Consiste à rigidifier le pied à lutter contre son affaissement. Il augmente les capacités de poussée des orteils. 

Les sujets avec des pieds plats flexibles ou des pieds pronateurs présentent des déficits lors de l’augmentation des tâches d’équilibre.

Le Toes spread out

Ou TSO/ Extension du premier orteil au cinquième orteil est validé par Gooding et al en 2016 ; le TSO est réalisé par une extension simultanée de tous les orteils, suivie d’une flexion et d’une abduction de l’hallux et une flexion du cinquième orteil.

« L’extension du premier orteil  »

Ou « extension hallux » est effectuée en étendant la première articulation métatarso-phalangienne MTP tout en maintenant les orteils (deuxième au cinquième) en contact avec le sol.

Le «  Second-To Fifth-Toes Extension  »

Ou « Lesser-Toes-Extension », consiste à étendre les orteils
2 à 5 tout en maintenant l’hallux en contact avec le sol. Cet exercice est intéressant pour renforcer l’ancrage pied avant lors du back swing et la propulsion pied arrière downswing
et impact. L’articulation MTP a un rôle primordial dans la propulsion de la marche. Les exercices précédents renforcent les Muscles intrinsèques du pied mais certains mouvements renforçant les muscles extrinsèques du pied comme le long fléchisseur des orteils sont utiles.

Le Doming («  Curl avec serviette  »)

Ou «  force des fléchisseurs des orteils  », est un type d’exercice permettant également de travailler la force horizontale produite par les MIP en synergie avec les muscles extrinsèques du pied.
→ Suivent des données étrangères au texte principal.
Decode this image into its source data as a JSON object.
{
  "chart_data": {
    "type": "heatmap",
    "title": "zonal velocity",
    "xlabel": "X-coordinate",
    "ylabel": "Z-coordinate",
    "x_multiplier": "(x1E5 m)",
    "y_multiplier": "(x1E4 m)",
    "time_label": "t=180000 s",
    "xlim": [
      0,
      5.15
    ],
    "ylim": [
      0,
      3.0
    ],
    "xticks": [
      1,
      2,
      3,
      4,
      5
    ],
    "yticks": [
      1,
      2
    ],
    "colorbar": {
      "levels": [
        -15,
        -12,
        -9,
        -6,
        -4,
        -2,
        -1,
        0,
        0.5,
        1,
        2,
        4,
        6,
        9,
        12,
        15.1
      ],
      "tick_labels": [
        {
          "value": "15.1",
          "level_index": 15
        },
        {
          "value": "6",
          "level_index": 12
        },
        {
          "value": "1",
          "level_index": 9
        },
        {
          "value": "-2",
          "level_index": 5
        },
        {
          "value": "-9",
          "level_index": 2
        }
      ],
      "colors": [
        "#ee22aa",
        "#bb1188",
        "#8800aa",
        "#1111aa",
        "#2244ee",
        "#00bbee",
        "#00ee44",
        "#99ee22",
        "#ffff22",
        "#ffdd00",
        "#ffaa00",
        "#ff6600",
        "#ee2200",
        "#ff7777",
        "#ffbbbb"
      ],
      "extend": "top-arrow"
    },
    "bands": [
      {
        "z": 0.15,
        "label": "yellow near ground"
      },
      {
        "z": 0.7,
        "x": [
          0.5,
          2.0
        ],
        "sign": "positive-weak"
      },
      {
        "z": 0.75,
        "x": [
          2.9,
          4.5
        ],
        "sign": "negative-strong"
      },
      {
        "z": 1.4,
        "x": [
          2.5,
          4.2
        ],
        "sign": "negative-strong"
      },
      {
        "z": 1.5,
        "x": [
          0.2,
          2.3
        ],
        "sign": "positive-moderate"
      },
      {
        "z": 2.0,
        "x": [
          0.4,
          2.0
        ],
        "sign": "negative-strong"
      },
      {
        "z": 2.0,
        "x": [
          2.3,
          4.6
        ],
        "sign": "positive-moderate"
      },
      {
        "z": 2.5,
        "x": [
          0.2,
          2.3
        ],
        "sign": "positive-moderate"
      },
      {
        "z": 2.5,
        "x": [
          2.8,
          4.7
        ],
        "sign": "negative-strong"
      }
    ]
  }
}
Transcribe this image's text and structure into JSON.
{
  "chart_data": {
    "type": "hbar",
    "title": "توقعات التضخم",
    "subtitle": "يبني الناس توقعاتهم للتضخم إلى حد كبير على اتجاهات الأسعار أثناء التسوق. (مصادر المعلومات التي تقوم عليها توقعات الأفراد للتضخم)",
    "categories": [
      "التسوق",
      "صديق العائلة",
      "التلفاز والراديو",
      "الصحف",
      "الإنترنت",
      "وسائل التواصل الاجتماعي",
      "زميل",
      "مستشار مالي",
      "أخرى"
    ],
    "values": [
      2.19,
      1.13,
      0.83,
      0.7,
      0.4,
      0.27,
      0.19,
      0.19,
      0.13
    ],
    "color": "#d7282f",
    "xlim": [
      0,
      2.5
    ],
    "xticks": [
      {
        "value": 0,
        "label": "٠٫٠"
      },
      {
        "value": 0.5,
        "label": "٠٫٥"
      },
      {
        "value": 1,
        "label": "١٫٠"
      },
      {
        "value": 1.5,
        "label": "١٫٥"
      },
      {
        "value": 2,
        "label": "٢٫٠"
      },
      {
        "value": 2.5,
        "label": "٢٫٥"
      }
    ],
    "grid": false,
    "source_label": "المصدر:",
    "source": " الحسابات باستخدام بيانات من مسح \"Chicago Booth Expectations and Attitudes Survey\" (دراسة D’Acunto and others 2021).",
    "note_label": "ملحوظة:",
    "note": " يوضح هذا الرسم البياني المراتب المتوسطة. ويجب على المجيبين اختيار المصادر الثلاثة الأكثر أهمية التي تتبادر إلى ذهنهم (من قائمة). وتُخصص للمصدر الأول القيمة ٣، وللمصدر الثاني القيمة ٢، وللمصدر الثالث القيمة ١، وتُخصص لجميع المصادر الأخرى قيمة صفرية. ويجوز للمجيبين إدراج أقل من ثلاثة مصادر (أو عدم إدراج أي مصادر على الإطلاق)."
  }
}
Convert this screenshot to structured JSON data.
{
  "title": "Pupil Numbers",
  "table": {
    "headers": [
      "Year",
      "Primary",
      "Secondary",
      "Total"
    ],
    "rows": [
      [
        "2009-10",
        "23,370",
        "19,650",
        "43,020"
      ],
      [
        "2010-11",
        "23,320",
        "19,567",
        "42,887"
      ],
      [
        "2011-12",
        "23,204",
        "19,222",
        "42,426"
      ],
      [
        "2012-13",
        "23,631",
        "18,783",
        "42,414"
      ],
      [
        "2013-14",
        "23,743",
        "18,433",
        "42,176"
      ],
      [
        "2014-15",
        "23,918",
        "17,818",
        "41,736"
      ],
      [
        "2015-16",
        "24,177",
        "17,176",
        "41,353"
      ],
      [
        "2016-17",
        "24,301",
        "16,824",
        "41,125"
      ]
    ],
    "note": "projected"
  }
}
Centre de pression plantaire

Sans biais d’enseignement, sur plate-forme de pression baropodométrique, nous pourrons observer à l’adresse deux grandes familles d’équilibre (pour rappel, la position d’équilibre est une position de stabilité la plus économe en énergie) : ceux qui ont un centre de pression plantaire antérieur plus vers les avant-pieds et ceux qui ont un centre de pression postérieur plus vers les talons. Ces deux schémas de fonctionnement utilisent un tonus musculaire en chaîne qui n’est pas le même mais qui est aussi efficient. 

Conclusion

Le lien le plus important pour le pied du golfeur réside dans le choix et le renouvellement de sa chaussure. La chaussure est souvent à l’origine d’une pathologie. Un choix le plus adapté possible à chacun est primordial. Le pied se doit d’être tonique pour supporter les contraintes de la pratique sportive.